While menopause is a physiological change that none of us can avoid, some women are forced to go into it earlier than expected. This may be due to a hysterectomy, cancer treatment or naturally going into early menopause.
Unfortunately, we cannot stop eventually going through it. What we can do though is to introduce lifestyle changes and adopt holistic therapies that have shown to have a positive impact on these symptoms.
Menopause symptoms are all due to a decline in Oestrogen, the hormone that is primarily released by your ovaries. Once your body decides you are no longer of childbearing age your ovaries stop producing estrogen, and you are left with a small amount produced by your adrenal glands. You could liken it to a car radiator trying to run without any coolant, the estrogen being the coolant.
Things tend to slow down and heat up hence the weight gain and hot flushes. Unfortunately, these symptoms can start years before your last period and last anywhere between 4 & 12 years after your last period. If you suffer from them then that’s a long time!

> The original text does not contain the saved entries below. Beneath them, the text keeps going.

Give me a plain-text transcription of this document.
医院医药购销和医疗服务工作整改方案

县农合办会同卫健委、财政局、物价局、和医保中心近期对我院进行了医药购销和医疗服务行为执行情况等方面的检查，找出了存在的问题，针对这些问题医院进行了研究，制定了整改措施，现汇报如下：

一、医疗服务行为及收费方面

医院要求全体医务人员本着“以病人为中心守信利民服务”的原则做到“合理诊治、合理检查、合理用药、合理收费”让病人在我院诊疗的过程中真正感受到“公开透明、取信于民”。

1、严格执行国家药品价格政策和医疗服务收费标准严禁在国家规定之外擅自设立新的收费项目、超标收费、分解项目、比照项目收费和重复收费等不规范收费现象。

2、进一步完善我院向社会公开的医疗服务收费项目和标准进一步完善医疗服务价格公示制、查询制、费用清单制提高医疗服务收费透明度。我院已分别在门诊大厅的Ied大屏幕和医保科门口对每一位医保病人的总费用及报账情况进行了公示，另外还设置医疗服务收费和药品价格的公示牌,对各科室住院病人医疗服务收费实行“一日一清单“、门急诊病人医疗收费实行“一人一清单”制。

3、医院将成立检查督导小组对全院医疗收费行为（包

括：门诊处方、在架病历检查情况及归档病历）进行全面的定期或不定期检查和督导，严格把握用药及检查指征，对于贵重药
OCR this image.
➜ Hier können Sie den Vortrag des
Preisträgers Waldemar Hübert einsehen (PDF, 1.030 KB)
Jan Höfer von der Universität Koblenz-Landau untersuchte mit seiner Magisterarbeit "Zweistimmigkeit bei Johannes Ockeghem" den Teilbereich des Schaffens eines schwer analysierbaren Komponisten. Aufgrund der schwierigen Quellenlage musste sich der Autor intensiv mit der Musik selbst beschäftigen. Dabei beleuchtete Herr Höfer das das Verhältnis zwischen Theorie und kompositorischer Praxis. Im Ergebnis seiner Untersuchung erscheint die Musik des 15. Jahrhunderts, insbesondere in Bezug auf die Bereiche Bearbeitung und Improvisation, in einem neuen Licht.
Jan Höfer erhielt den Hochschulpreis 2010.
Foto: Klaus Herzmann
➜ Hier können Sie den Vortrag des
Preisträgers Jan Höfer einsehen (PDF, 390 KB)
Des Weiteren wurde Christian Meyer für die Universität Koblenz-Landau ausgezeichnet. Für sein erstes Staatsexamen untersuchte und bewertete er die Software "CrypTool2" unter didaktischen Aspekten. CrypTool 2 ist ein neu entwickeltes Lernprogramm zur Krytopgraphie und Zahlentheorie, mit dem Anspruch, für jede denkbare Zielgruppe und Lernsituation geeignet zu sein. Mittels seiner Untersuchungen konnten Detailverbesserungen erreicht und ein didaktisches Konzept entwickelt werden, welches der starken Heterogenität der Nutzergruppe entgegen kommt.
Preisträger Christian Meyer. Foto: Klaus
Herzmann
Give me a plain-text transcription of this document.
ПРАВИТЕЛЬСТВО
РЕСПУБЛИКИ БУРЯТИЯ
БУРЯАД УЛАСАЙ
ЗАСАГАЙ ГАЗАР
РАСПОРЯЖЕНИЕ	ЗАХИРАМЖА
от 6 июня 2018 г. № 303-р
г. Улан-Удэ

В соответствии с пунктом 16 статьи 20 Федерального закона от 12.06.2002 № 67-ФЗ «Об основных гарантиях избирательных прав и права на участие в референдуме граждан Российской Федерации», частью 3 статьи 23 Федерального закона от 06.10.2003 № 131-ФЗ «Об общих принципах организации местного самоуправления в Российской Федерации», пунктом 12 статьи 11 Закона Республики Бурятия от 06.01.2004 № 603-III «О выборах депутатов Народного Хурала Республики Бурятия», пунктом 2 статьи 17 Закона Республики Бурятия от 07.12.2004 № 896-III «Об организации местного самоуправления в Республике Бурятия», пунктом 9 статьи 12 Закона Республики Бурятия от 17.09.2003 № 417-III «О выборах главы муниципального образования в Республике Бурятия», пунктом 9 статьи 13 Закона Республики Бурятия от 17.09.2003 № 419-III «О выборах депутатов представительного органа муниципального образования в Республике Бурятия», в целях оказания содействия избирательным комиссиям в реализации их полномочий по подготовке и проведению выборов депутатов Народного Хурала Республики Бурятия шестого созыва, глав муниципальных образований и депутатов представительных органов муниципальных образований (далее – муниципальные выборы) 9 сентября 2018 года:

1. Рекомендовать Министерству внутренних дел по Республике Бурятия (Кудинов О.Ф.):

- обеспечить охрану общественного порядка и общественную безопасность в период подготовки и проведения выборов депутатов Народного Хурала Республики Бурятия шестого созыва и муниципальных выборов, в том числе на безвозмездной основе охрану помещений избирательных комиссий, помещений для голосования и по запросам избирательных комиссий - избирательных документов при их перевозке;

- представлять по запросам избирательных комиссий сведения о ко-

Certain factors can change how much you will be affected by these symptoms. These may include whether you were forced into menopause suddenly, medications for other health concerns and also your lifestyle not just now but the 50 years prior! For example, Chinese natives tend to eat more phytoestrogen-rich foods, such as soy, and this is thought to aid the smooth passage through menopause.
This concurs with current research suggesting that soy isoflavones can reduce perimenopause symptoms due to their structural similarities to estrogen. Some women also find certain foods can make their symptoms worse, such as hot spicy foods or alcohol.
So let’s talk about how the Chinese view the menopause and that will help to understand how acupuncture can help. The decline of estrogen is seen as a decline in your ‘yin essence’. As we discussed earlier this essence has cooling, fluid type properties, it nourishes the ovaries and womb to provide a suitable environment for fertilization. When it starts to decline and the environment becomes warmer and dryer, normal function is compromised.
If your cooling system is not functioning correctly, your body is too warm and needs to release this excessive heat. It does this via the skin in the form of sweating, which is the quickest and easiest way for it to do so. In Chinese Medicine symptoms such as anxiety, palpitations and insomnia are all related to heat in the body.
Acupuncture is rooted in the Chinese belief that disease is caused by disruptions to the flow of energy, or qi, in the body. Inserting acupuncture needles at specific points can stimulate this qi, which travels through channels called meridians, and thus aids the body back to its natural state of balance and health.
There are many hypotheses about how this translates to the complex physiology of our bodies.
One major theory is that acupuncture works through neurohormonal pathways and by stimulating the nerves around an acupuncture point you send signals to the brain, and the brain releases neural hormones such as beta-Endorphins. These ‘feel good’ chemicals aid in reducing inflammation and stress and the effect on the neurohormonal pathways can also positively affect the function of the pituitary gland where hormones are produced.
Another hypothesis is that acupuncture works by reducing pro-inflammatory markers, or proteins, in the body, which in turn decreases inflammation and reduces pain.
It’s clear to see how acupuncture may affect the overall homeostatic balance of the body and therefore aid the body in reducing the severity of menopausal symptoms. A recent menopause study involved 70 women experiencing moderate to severe symptoms. It concluded that acupuncture produced a ‘fast and clinically relevant reduction’ in menopausal symptoms during the six-week intervention and more importantly without any side effects.
Many women are offered HRT as the answer for their menopausal symptoms. However, for some women, this is not an option, either out of choice or due to previous illness.
Acupuncture is something that when administered by a fully qualified practitioner can offer a safe alternative that is free from unwanted side effects and can often improve the overall wellbeing of the individual.